Corporate bonds are riskier than U.S. Treasury bonds because they carry credit risk — the possibility that the issuer may default on its interest or principal payments. To compensate investors for this risk, corporate bonds offer a credit spread above comparable Treasury yields. A 10-year investment-grade corporate bond might yield 100–200 basis points more than the 10-year Treasury, while a high-yield corporate bond might carry a spread of 300–600 basis points or more, depending on the issuer's credit quality and market conditions.
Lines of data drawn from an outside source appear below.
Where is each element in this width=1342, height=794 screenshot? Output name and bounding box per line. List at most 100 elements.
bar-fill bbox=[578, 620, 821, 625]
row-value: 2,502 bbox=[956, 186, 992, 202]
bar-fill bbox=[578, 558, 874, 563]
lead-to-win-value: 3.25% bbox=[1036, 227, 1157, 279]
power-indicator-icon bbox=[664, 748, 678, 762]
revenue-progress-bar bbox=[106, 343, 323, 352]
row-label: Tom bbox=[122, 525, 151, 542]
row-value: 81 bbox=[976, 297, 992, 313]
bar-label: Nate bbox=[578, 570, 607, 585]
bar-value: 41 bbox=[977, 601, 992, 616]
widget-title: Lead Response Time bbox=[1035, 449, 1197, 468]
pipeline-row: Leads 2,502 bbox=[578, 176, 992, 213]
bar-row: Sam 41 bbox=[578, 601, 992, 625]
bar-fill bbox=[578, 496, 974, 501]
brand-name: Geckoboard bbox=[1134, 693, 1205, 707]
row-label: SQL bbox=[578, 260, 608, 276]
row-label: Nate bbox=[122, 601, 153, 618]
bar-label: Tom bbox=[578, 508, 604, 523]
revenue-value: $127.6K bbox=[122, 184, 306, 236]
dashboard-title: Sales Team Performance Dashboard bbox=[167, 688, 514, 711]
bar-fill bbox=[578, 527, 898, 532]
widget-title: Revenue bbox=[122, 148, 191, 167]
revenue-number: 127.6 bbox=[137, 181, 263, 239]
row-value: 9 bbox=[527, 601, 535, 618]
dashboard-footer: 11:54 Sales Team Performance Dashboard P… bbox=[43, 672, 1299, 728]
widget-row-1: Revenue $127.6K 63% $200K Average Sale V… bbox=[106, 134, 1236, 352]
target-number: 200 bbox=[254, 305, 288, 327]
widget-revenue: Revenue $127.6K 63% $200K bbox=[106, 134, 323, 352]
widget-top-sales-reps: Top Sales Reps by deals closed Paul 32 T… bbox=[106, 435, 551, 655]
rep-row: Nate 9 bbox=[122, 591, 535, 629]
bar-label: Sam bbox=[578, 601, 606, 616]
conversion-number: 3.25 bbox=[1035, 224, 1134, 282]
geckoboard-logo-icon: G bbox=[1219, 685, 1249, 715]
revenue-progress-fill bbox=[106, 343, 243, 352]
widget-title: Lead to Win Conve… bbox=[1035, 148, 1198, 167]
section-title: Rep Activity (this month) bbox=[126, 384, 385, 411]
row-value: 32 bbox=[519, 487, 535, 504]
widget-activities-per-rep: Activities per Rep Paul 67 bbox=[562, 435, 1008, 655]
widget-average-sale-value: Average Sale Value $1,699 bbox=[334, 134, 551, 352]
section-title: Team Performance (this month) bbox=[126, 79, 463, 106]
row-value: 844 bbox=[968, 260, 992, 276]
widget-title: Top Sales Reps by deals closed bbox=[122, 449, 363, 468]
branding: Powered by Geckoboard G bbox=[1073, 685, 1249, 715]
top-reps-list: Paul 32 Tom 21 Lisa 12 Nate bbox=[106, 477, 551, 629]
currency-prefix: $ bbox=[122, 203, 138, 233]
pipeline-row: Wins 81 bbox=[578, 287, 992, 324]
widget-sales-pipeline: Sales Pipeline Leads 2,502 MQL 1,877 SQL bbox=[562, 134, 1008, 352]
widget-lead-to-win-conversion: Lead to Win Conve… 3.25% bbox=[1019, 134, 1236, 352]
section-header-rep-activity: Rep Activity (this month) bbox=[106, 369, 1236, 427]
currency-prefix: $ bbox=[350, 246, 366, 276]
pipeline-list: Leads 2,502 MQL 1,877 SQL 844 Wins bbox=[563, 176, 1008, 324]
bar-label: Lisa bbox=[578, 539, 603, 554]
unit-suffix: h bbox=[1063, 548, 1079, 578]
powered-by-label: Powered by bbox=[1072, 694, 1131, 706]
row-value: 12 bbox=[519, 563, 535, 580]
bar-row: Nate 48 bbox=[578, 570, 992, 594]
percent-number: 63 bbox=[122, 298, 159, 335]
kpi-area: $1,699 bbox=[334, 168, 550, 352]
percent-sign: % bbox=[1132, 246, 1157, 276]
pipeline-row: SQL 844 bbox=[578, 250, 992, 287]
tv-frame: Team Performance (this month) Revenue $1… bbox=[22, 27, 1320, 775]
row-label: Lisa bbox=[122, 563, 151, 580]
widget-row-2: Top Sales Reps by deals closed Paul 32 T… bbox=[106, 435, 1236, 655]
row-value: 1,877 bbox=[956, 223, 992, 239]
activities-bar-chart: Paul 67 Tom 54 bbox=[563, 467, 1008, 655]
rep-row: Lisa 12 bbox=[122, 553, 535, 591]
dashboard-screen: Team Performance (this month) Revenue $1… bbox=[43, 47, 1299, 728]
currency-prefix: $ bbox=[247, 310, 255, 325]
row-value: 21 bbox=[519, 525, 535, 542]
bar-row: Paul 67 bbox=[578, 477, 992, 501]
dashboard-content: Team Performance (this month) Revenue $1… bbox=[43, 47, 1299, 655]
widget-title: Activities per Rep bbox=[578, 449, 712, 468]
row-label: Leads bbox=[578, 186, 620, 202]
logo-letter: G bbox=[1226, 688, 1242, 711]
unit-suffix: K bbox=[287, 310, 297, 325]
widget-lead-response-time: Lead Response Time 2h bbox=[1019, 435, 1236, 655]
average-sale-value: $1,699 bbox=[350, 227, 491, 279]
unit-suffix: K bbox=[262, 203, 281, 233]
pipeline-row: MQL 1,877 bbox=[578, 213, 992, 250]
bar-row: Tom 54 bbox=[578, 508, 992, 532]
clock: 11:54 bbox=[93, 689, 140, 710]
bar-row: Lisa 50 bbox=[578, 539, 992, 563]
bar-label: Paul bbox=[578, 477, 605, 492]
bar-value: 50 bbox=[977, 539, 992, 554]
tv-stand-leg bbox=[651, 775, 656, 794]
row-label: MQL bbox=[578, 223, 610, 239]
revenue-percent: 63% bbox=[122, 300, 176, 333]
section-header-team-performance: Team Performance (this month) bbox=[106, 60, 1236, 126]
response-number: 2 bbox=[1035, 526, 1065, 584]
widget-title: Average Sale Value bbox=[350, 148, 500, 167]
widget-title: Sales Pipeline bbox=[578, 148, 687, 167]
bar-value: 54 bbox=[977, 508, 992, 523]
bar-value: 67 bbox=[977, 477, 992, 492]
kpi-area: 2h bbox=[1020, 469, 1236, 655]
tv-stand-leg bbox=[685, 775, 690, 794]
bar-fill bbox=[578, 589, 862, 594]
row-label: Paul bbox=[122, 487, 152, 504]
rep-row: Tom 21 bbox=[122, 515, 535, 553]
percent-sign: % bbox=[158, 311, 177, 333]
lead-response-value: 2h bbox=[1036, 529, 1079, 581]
The bond indenture is the legal contract between the issuer and bondholders, administered by a trustee (typically a large bank like U.S. Bank or Deutsche Bank). The indenture specifies the coupon rate, maturity date, call provisions, and covenants — protective restrictions placed on the issuer, such as limits on additional debt issuance, requirements to maintain certain financial ratios, or restrictions on dividend payments. Covenants protect bondholders by constraining management's ability to take actions that could impair the company's creditworthiness.
Corporate bonds are typically issued in the primary market through an underwriting process led by investment banks such as JPMorgan, Goldman Sachs, or Bank of America. After issuance, bonds trade in the over-the-counter (OTC) secondary market, where broker-dealers make markets by quoting bid and ask prices. Liquidity varies considerably: bonds from blue-chip issuers like Microsoft trade actively, while smaller or more obscure issues may have wide bid-ask spreads and infrequent trading.
For tax purposes, interest income from corporate bonds is taxable at the federal, state, and local level — unlike Treasury bonds (exempt from state and local tax) or municipal bonds (often exempt from federal tax). This full taxability makes the pre-tax yield comparison more straightforward for corporate bonds but also means after-tax returns are lower for investors in high tax brackets relative to equivalent-yielding munis. Understanding the tax treatment is essential to building an optimal fixed income allocation.